The front door is open and from where I kneel in the trench, cleaning chalk, I can hear the sound of the piano tune…a Victorian Romance.
Sue talks to her group. She tells of Thomas the architect, his trip to Cornwall and how he met Emma and they fell in love (‘A Pair of Blue Eyes’).
Max Gate their home in later life after Hardy had established himself as a writer.
A voice from above.
‘You’re back then’
I stand to reply.
‘In the end I had to. We found no dating evidence in July. I thought that… before the trenches are hidden… by new grass or the new front drive.. there was still a window of opportunity to take some samples.’
I say the three tongue twister words again… optically stimulated luminescence…dating from quartzite crystals.
I find the best point in the prehistoric? ditch section …and hammer a black plastic pipe into it.
Not easy… as several times it judders to a halt ..on hidden flint nodules.
In the end I got two 20cm long samples, wrapped them in labelled parcel tape and marked the locations on my section drawing. Then I walk back through the garden and into the paddock to find Pete in the pit.
Sarah had dug some of this in July …but like the front door ditch, the excavated filling contained nothing really to date it… just a few flint flakes and one fragment of pottery. Nothing organic though to get a C14 date.
On the first morning, we’d measured along the trench edge, marked out a 3m square and re-exposed the pit. This time, extending the old trench line by a metre to get the full outline of the pit cutting.
In July, I’d thought the pit was circular and I had a feeling it might be an Iron Age grain storage pit…nice but about 2500 years too recent. In our extension we discovered that it was oval in plan…not so Iron Age after all.
Now, on our second day and almost 1m down Pete has found a larger chunk of pottery and two patches of charcoal. The sherd.. could be Neolithic… and the charcoal would give a date but there were 3 hours left to get as deep as possible.
The filling was now collapsed chalk from the weathered sides of the pit with less chance of artefacts being found amongst it.
We talked again about the 1980s excavations which uncovered the west half of the circular Middle Neolithic enclosure… now swept away by road construction.
Back then, some of the pit and ditch sections had smooth chalk walls and these had been inscribed with exceptionally rare… maze-like art or graffiti.
I left that thought in the air as I walked back to the garden.
The dry weather had created parch marks which I plotted on the site plan. One 3m diameter circular parch mark was found in the front lawn near a diagonal linear feature and opposite the megalith left at Max Gate from the 1980s excavation.
Back again to the paddock and there was time to sieve the soil from the pit.
This revealed a few more struck flint flakes, a couple of snail shells and another small black piece of thin pottery. The ceramic specialist will analyse the fabric of our three sherds from the pit and pass judgement on their age.
Pete was now 1.4m down and we’d run out of time.

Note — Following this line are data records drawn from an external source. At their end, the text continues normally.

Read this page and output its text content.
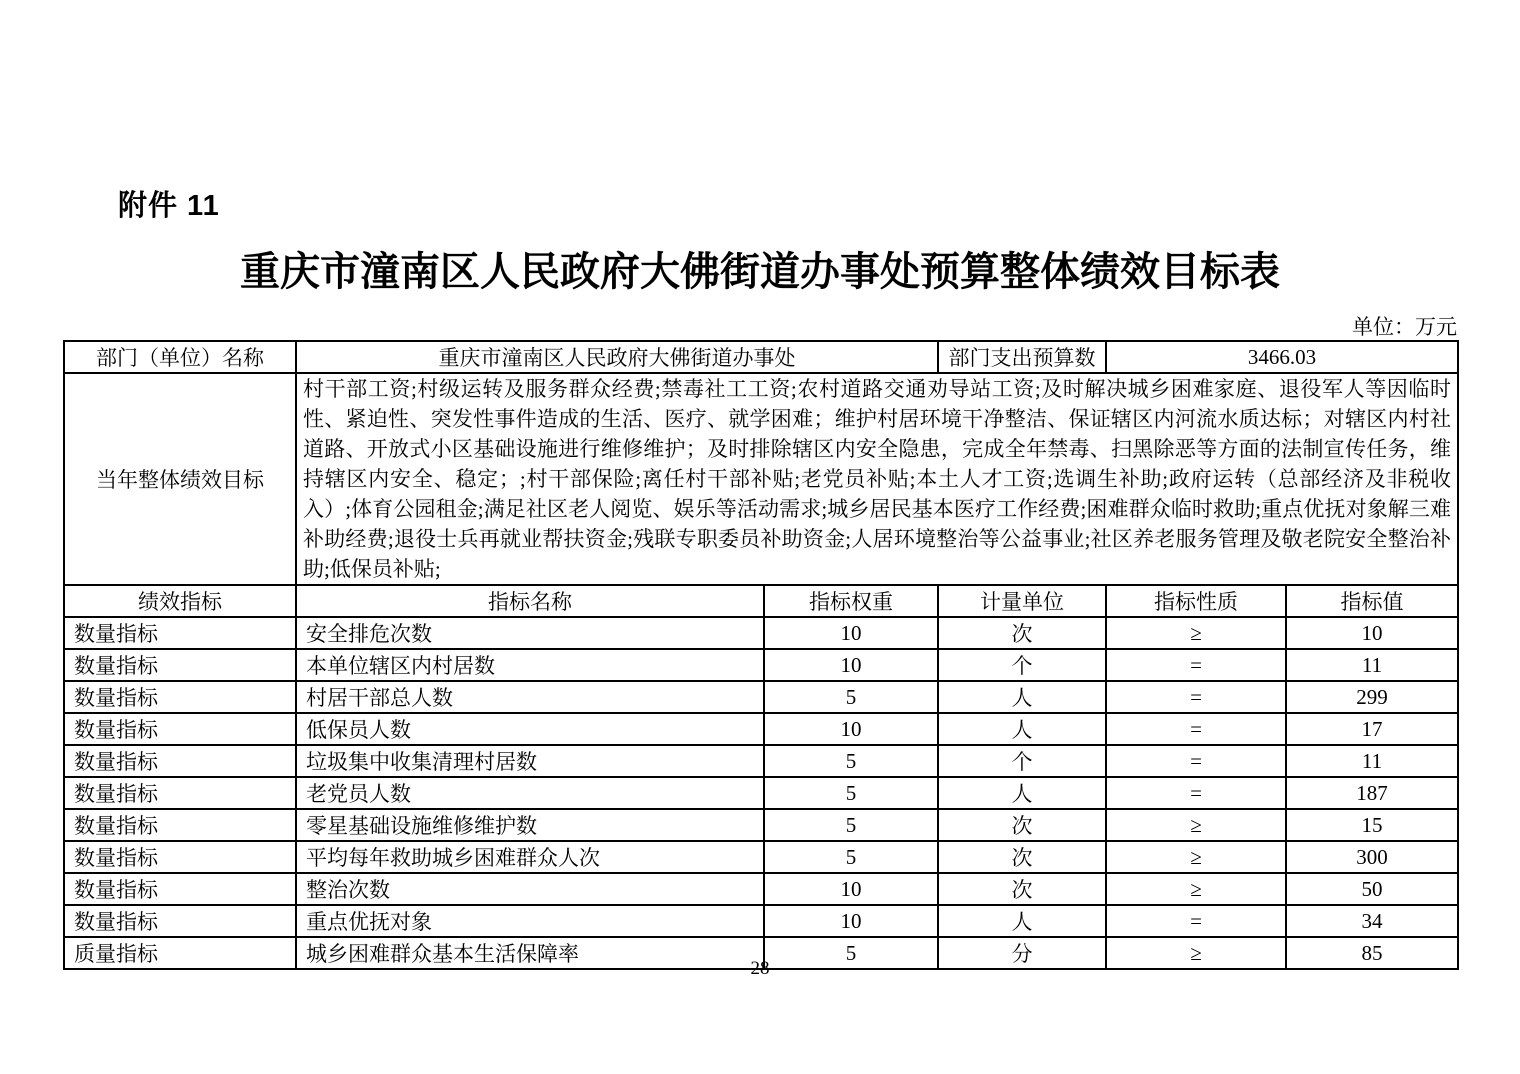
附件 11
重庆市潼南区人民政府大佛街道办事处预算整体绩效目标表
单位：万元
部门（单位）名称	重庆市潼南区人民政府大佛街道办事处		部门支出预算数	3466.03	
当年整体绩效目标	村干部工资;村级运转及服务群众经费;禁毒社工工资;农村道路交通劝导站工资;及时解决城乡困难家庭、退役军人等因临时性、紧迫性、突发性事件造成的生活、医疗、就学困难；维护村居环境干净整洁、保证辖区内河流水质达标；对辖区内村社道路、开放式小区基础设施进行维修维护；及时排除辖区内安全隐患，完成全年禁毒、扫黑除恶等方面的法制宣传任务，维持辖区内安全、稳定；;村干部保险;离任村干部补贴;老党员补贴;本土人才工资;选调生补助;政府运转（总部经济及非税收入）;体育公园租金;满足社区老人阅览、娱乐等活动需求;城乡居民基本医疗工作经费;困难群众临时救助;重点优抚对象解三难补助经费;退役士兵再就业帮扶资金;残联专职委员补助资金;人居环境整治等公益事业;社区养老服务管理及敬老院安全整治补助;低保员补贴;				
绩效指标	指标名称	指标权重	计量单位	指标性质	指标值
数量指标	安全排危次数	10	次	≥	10
数量指标	本单位辖区内村居数	10	个	=	11
数量指标	村居干部总人数	5	人	=	299
数量指标	低保员人数	10	人	=	17
数量指标	垃圾集中收集清理村居数	5	个	=	11
数量指标	老党员人数	5	人	=	187
数量指标	零星基础设施维修维护数	5	次	≥	15
数量指标	平均每年救助城乡困难群众人次	5	次	≥	300
数量指标	整治次数	10	次	≥	50
数量指标	重点优抚对象	10	人	=	34
质量指标	城乡困难群众基本生活保障率	5	分	≥	85
28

He’d found two smooth faces of chalk stepped one above the other and a section of darker soil at the deepest level.
“Anything on the chalk? What do you see?”
“There are marks… but generally it looks quite smooth”
We changed places. I jumped down. Pete passed down a finds bag and I troweled a soil sample into it. There was definitely charcoal and ash in the darker material. Hopefully enough for a radiocarbon date.
Then I looked at the vertical face of the pit wall.
In all directions… angled down and sideways, the rounded pointed ends of marked indentations. In that intimate, deep place.. hidden for 5,000 years…now uncovered for an hour…
I imagined our fellow digger.. armed not with a 4 inch cast steel pointing trowel but swinging his red deer antler pick again and again against the chalk and leaving this evidence behind….
and just above the chalk rubble, still filling the pit, there were traces (perhaps) of vertical inscribed lines… but further excavation was needed…
Just the two of us saw it. We’d run out of time. We drew the section and took the photographs and buried it… but … yes….we now had what we needed.